The Democrats’ memo emphasizes “the FBI initiated its counterintelligence investigation on July 31, 2016” after learning George Papadopoulos had been told the Russians had dirt on Hillary Clinton, “that the information the Russians could assist by anonymously releasing were thousands of Hillary Clinton’s emails.” Thus, we’re not supposed to care about the defects in the dossier, because the FBI was on the trail of colluders long before the Bureau presented Steele’s material to the FISA court. “Christopher Steele’s reporting,” says the Schiff memo, “played no role [emphasis in the original] in launching the FBI’s counterintelligence investigation into Russian interference and links to the Trump campaign.”
Having established that Steele’s dossier was irrelevant, the Democratic memo goes on, at great length, to argue that the Steele dossier was solid stuff, and properly used. For example, Schiff’s memo argues that, “Far from ‘omitting’ material facts about Steele, as the Majority claims, DOJ repeatedly informed the Court about Steel’s background, credibility, and potential bias.” And “DOJ was transparent with Court about Steele’s sourcing.” And “DOJ explained the FBI’s reasonable basis for finding Steele credible.” And the warrant “applications also reviewed Steele’s multi-year history of credible reporting on Russia and other matters, including information DOJ used in criminal proceedings.”
Even black marks against Steele are used in efforts to impeach the majority’s memo. For example, the minority proclaims in boldface, “DOJ never paid Steele for the ‘dossier’.” This is counter, we’re led to believe, to the claims of the majority, which in its memo “asserts that the FBI had ‘separately authorized payment’ to Steele for his research on Trump, but neglects to mention that payment was cancelled and never made.” The payments were cancelled, of course, because the FBI learned Steele was talking up his dossier to the press. And note that the majority said that payment had been “authorized,” not that it had been made. Which is to say that the minority is splitting hairs that have already been split.

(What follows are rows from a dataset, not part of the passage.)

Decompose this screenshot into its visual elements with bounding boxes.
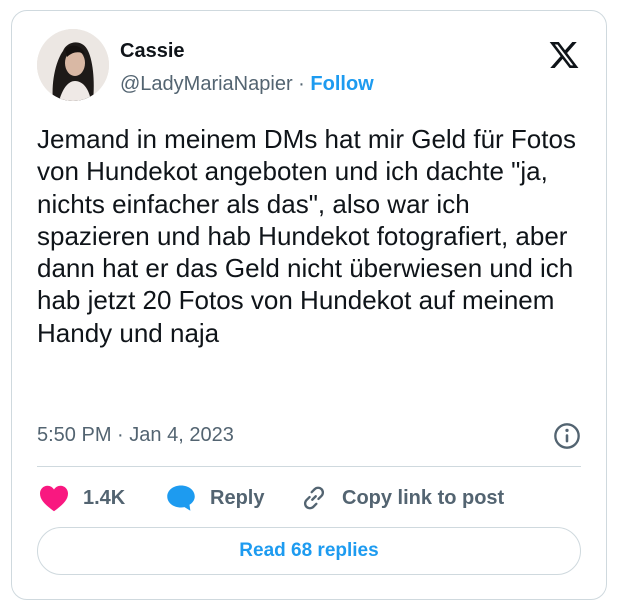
tweet-timestamp[interactable]: 5:50 PM · Jan 4, 2023 — [37, 424, 234, 447]
tweet-date: Jan 4, 2023 — [129, 424, 234, 446]
handle-separator: · — [298, 73, 305, 95]
read-replies-button[interactable]: Read 68 replies — [37, 527, 581, 575]
follow-link[interactable]: Follow — [310, 73, 373, 95]
speech-bubble-icon — [167, 485, 195, 511]
author-handle[interactable]: @LadyMariaNapier — [120, 73, 293, 95]
avatar-image — [37, 29, 109, 101]
info-icon[interactable] — [553, 422, 581, 450]
like-count: 1.4K — [83, 486, 126, 509]
copy-link-button[interactable]: Copy link to post — [300, 483, 504, 513]
reply-button[interactable]: Reply — [166, 483, 264, 513]
heart-icon — [40, 485, 68, 512]
meta-separator: · — [117, 424, 124, 446]
tweet-time: 5:50 PM — [37, 424, 112, 446]
tweet-card: Cassie @LadyMariaNapier · Follow Jemand … — [11, 10, 607, 600]
tweet-text: Jemand in meinem DMs hat mir Geld für Fo… — [37, 124, 576, 348]
x-logo-icon[interactable] — [547, 39, 581, 71]
link-icon — [303, 486, 325, 510]
author-handle-row: @LadyMariaNapier · Follow — [120, 73, 374, 96]
author-name[interactable]: Cassie — [120, 40, 185, 63]
avatar[interactable] — [37, 29, 109, 101]
reply-label: Reply — [210, 486, 265, 509]
like-button[interactable]: 1.4K — [39, 483, 125, 513]
copy-link-label: Copy link to post — [342, 486, 505, 509]
divider — [37, 466, 581, 467]
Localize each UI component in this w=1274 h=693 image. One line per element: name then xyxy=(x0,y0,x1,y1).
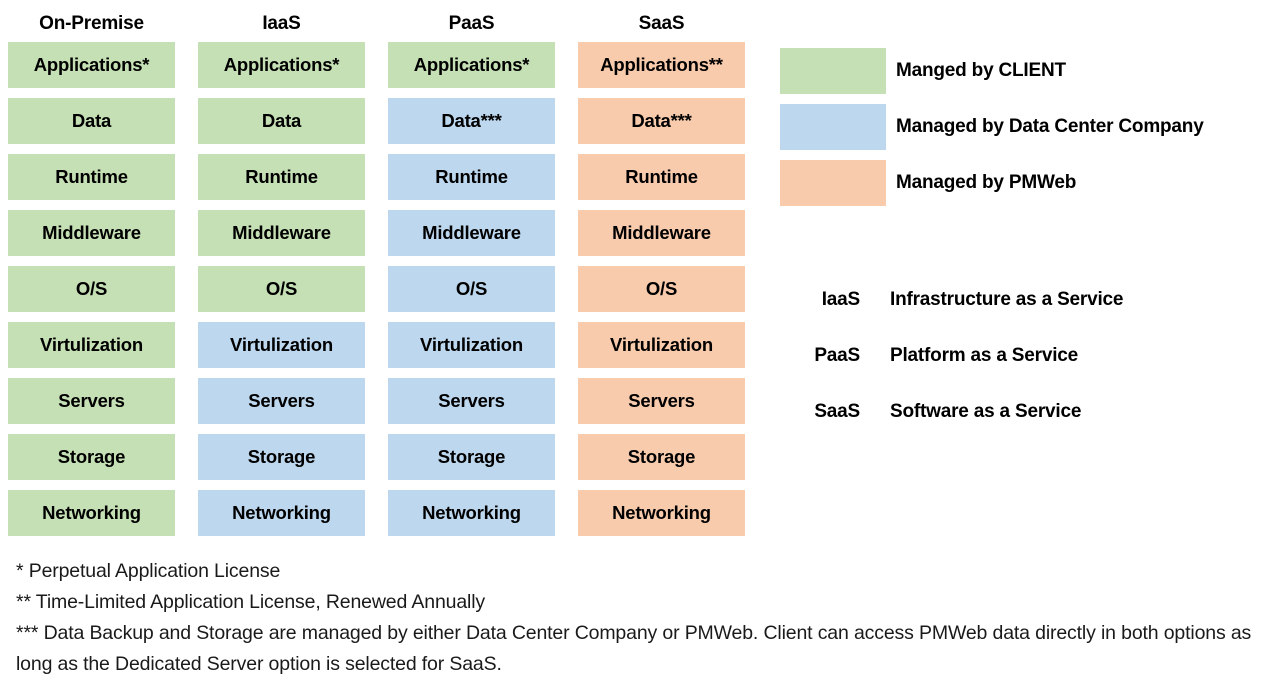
acronym-description: Platform as a Service xyxy=(890,345,1079,366)
stack-cell[interactable]: Virtulization xyxy=(8,322,175,368)
stack-cell[interactable]: Applications* xyxy=(198,42,365,88)
legend-item: Managed by Data Center Company xyxy=(780,104,1204,150)
stack-cell[interactable]: Runtime xyxy=(578,154,745,200)
acronym-item: IaaS Infrastructure as a Service xyxy=(780,277,1124,323)
stack-cell[interactable]: Middleware xyxy=(8,210,175,256)
legend-label: Managed by Data Center Company xyxy=(896,116,1204,137)
acronym-item: SaaS Software as a Service xyxy=(780,389,1123,435)
stack-cell[interactable]: Virtulization xyxy=(198,322,365,368)
column-header-saas: SaaS xyxy=(638,13,685,34)
stack-cell[interactable]: Servers xyxy=(578,378,745,424)
stack-cell[interactable]: Middleware xyxy=(578,210,745,256)
stack-cell[interactable]: Networking xyxy=(388,490,555,536)
stack-cell[interactable]: O/S xyxy=(8,266,175,312)
stack-cell[interactable]: Applications* xyxy=(388,42,555,88)
footnotes: * Perpetual Application License ** Time-L… xyxy=(16,556,1266,680)
matrix-row: Networking Networking Networking Networking xyxy=(8,490,748,536)
responsibility-matrix-page: On-Premise IaaS PaaS SaaS Applications* Appl… xyxy=(0,0,1274,693)
stack-cell[interactable]: Networking xyxy=(198,490,365,536)
legend-swatch-datacenter xyxy=(780,104,886,150)
stack-cell[interactable]: O/S xyxy=(578,266,745,312)
legend-swatch-client xyxy=(780,48,886,94)
stack-cell[interactable]: O/S xyxy=(198,266,365,312)
footnote: ** Time-Limited Application License, Ren… xyxy=(16,591,485,613)
legend-label: Managed by PMWeb xyxy=(896,172,1077,193)
stack-cell[interactable]: Storage xyxy=(8,434,175,480)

The Democrats on the House Intelligence Committee want to both shore up Steele and at the same time walk away from him and his dossier whistling nonchalantly. It’s a trying and tricky job, which may explain why the memo has a strained quality compared with the simpler and shorter narrative of the majority memo. Simpler, shorter and less strained doesn’t necessarily mean the majority’s memo is the correct of the two. But it’s worth reading both to see which one is trying a bit too hard.